このドキュメントでは、ファネルレポートの主な集計ロジックについて説明します。
数値の集計仕様
1. 用語定義
| 用語 | 意味 | 具体例 |
|---|---|---|
| a. 集計対象 | 集計対象となるデータ | ユーザー(人数)、セッション(回数) |
| b. 表示期間 | 分析対象となるデータの全体範囲 | 直近30日、当月、前月など |
| c. サンプリング | 全体のデータから一定割合をランダムに抽出し、それを母集団の代表として分析する手法 | 1,000万件のデータから1%(10万件)を抽出して分析し、母集団全体のファネル傾向を推定 |
| d. 判定対象期間 | 各ユーザーがステップを進行可能な時間枠 | 1日 ※ステップ1発生日の23:59まで 1セッション内 |
| e. 集計単位 ※ | ユーザーを一意に識別する時間的な区切り | 1日、1ヶ月など |
上記の用語は、それぞれ以下画面の用語を指しています。
「d. 判定対象期間」と「e. 集計単位」 については、画面上に存在するものではなく、ファネルレポート自体の集計時に関連する用語の説明になります。
※e. 集計単位について
集計単位は、ユーザーをユニークとして扱う期間を定義する設定です。
「ファネル分析エリア(以下画像のエリア)」において、ファネルレポートの集計対象をユーザーにした場合、日次でのグラフには日別の集計単位が適用されます。
ファネルレポートのサマリー部分(以下画像上の赤枠)、または、バックグラウンド集計で3ヶ月以上の月次集計(以下画像下の赤枠)を選択した場合、月別の集計のロジックが反映されます。

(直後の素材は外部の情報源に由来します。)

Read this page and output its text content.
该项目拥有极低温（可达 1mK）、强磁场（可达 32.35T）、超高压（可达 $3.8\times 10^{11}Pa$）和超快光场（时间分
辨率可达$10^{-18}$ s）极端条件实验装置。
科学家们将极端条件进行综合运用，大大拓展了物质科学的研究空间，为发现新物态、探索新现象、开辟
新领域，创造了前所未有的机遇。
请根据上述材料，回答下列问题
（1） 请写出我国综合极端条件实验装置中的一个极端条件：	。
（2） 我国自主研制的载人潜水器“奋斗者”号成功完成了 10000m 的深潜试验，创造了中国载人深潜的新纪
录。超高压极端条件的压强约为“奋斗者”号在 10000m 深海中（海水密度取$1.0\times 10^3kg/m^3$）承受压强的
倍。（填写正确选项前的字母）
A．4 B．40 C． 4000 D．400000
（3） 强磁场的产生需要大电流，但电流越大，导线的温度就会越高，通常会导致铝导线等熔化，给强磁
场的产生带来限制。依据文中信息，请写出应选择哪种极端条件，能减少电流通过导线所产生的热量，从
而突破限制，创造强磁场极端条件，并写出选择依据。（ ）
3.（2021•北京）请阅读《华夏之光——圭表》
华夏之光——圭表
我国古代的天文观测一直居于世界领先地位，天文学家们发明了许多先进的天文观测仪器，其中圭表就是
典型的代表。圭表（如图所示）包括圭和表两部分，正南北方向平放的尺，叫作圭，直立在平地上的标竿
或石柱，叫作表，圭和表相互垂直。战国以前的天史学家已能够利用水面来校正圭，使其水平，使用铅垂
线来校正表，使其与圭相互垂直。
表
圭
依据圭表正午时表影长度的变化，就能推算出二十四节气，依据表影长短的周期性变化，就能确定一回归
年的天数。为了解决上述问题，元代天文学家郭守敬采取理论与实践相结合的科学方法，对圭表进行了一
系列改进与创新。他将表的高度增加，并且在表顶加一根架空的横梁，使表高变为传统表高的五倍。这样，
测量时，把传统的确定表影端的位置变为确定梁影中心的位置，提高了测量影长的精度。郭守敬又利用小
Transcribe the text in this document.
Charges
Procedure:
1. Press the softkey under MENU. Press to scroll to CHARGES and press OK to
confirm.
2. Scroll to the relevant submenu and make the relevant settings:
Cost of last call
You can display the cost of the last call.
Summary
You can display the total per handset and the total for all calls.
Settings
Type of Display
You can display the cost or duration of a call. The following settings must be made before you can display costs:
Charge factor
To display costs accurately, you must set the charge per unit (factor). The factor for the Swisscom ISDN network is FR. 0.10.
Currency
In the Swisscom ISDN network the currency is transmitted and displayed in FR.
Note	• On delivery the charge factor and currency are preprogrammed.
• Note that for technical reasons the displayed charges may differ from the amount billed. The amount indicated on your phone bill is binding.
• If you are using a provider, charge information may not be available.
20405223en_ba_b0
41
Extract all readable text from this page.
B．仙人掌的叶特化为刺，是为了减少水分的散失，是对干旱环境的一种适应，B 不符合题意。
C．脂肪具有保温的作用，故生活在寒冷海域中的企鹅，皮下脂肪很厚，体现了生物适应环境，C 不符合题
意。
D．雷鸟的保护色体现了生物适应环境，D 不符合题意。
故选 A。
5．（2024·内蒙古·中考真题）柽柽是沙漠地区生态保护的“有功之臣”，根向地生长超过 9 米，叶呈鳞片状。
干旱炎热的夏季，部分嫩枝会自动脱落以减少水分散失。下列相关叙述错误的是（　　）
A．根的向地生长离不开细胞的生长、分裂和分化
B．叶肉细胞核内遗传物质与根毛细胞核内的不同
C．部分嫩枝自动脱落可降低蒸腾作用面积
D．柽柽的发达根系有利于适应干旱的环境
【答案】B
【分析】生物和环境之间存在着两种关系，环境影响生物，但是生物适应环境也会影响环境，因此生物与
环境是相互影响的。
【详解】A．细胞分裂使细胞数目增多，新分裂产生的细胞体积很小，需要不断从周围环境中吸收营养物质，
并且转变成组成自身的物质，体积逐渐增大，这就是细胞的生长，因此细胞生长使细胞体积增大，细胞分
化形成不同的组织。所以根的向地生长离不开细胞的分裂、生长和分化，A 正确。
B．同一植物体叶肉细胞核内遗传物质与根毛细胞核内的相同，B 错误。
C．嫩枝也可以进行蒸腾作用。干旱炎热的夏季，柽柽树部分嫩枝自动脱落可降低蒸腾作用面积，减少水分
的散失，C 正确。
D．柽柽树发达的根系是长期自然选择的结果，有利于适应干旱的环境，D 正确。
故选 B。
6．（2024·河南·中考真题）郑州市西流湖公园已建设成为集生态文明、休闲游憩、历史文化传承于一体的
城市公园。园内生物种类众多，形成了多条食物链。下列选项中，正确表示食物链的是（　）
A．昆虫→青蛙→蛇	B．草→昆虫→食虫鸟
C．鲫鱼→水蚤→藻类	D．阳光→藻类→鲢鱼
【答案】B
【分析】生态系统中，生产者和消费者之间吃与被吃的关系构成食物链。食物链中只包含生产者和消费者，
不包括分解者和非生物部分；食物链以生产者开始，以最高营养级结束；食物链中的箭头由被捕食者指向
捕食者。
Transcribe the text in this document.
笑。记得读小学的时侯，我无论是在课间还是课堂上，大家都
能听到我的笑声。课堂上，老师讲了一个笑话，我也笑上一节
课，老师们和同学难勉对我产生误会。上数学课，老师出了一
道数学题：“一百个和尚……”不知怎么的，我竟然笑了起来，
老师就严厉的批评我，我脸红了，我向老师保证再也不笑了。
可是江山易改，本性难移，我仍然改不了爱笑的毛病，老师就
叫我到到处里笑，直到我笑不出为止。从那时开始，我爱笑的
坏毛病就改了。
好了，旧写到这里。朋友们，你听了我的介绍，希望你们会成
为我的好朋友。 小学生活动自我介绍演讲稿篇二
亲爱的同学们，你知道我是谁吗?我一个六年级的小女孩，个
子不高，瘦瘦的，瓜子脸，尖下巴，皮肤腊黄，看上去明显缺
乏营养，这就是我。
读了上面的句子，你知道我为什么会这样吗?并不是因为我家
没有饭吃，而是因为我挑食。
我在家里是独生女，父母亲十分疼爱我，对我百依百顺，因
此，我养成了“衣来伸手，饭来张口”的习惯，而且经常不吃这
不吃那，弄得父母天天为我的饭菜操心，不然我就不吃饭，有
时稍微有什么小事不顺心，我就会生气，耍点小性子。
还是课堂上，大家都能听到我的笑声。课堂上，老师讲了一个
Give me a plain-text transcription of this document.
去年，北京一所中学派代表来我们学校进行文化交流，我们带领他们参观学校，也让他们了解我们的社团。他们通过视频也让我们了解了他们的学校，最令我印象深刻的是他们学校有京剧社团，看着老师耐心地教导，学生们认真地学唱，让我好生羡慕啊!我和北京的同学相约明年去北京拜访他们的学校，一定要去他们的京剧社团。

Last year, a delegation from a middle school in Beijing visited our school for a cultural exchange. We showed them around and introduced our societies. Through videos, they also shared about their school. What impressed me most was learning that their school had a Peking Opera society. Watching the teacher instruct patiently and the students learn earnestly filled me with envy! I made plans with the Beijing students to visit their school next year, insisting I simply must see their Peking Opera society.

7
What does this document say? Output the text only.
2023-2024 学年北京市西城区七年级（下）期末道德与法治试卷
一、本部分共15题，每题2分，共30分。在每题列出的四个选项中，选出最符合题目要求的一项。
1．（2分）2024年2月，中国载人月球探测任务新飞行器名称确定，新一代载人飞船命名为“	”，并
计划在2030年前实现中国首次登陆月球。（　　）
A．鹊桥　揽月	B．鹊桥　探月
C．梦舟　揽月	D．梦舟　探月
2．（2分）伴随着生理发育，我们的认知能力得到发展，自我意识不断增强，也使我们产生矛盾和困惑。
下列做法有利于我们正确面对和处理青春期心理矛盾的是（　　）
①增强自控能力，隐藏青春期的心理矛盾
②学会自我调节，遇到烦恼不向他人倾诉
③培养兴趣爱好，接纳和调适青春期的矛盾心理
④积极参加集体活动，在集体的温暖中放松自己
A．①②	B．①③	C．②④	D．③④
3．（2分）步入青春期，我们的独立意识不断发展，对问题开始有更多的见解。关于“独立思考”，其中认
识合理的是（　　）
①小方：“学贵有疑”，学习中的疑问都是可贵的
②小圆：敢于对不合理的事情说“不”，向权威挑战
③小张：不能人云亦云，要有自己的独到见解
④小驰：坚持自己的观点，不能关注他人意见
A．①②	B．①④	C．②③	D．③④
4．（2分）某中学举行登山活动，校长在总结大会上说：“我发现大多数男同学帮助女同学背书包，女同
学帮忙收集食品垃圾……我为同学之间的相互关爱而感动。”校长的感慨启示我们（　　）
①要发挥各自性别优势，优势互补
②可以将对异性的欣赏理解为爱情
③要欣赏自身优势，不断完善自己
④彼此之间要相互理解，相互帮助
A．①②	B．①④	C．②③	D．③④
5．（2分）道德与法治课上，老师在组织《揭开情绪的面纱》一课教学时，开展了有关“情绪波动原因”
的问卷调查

| 集計単位 | 処理方法 | 重複排除ルール | 具体例 |
|---|---|---|---|
| 日別 | 「d. 判定対象期間」の結果をそのまま使用 | 日別に独立してカウント | 6/1と6/2で別々にカウント |
| 月別 | 期間内の最大到達ステップを選択 | 期間内(1ヶ月)でユーザーをユニークとして扱う | 期間内の最高到達ステップのみカウント |

集計期間「直近30日」を表示する場合、チャート上には日別データが30本表示されますが、ファネルの数値は月別集計の値となるため、チャートの値を足し上げた合計値とは一致しません
2. ファネルの進行ルール
ファネルでは、設定したステップを時系列順に通過したユーザーのみを計測対象とします。
ケーススタディ
ケース1:正常な進行パターン
ユーザーA | 09:00 | ステップ1
ユーザーA | 09:30 | ステップ2
ユーザーA | 15:00 | ステップ1 ← 再実行(有効)
ユーザーA | 15:30 | ステップ3
ユーザーA | 16:00 | ステップ4
結果:最大到達ステップ = 4
解説:ステップ1の再実行があっても、全体の進行順序は正しいため、ステップ4まで有効
ケース2:順序違反パターン
ユーザーB | 09:00 | ステップ1
ユーザーB | 09:30 | ステップ3 ← ステップ2未通過(無効)
ユーザーB | 10:00 | ステップ2 ← ステップ1の後なので有効
ユーザーB | 10:30 | ステップ4 ← ステップ3が無効のため無効
結果:最大到達ステップ = 2
解説:ステップ3を正しく通過していないため、ステップ4も無効となる
ケース3:複雑な進行パターン
ユーザーC | 09:00 | ステップ1
ユーザーC | 09:15 | ステップ2
ユーザーC | 09:30 | ステップ4 ← ステップ3未通過(無効)
ユーザーC | 10:00 | ステップ3
ユーザーC | 10:30 | ステップ4 ← ステップ3通過後なので有効
結果:最大到達ステップ = 4
解説:最初のステップ4は無効だが、ステップ3通過後の2回目は有効
3. 到達率の計算
基本計算式
各ステップの到達率は、直前のステップを分母として計算されます。
ステップNの到達率 = (ステップN到達ユーザー数 ÷ ステップN-1到達ユーザー数) × 100
この計算により、各ステップ間の転換率を正確に把握できます。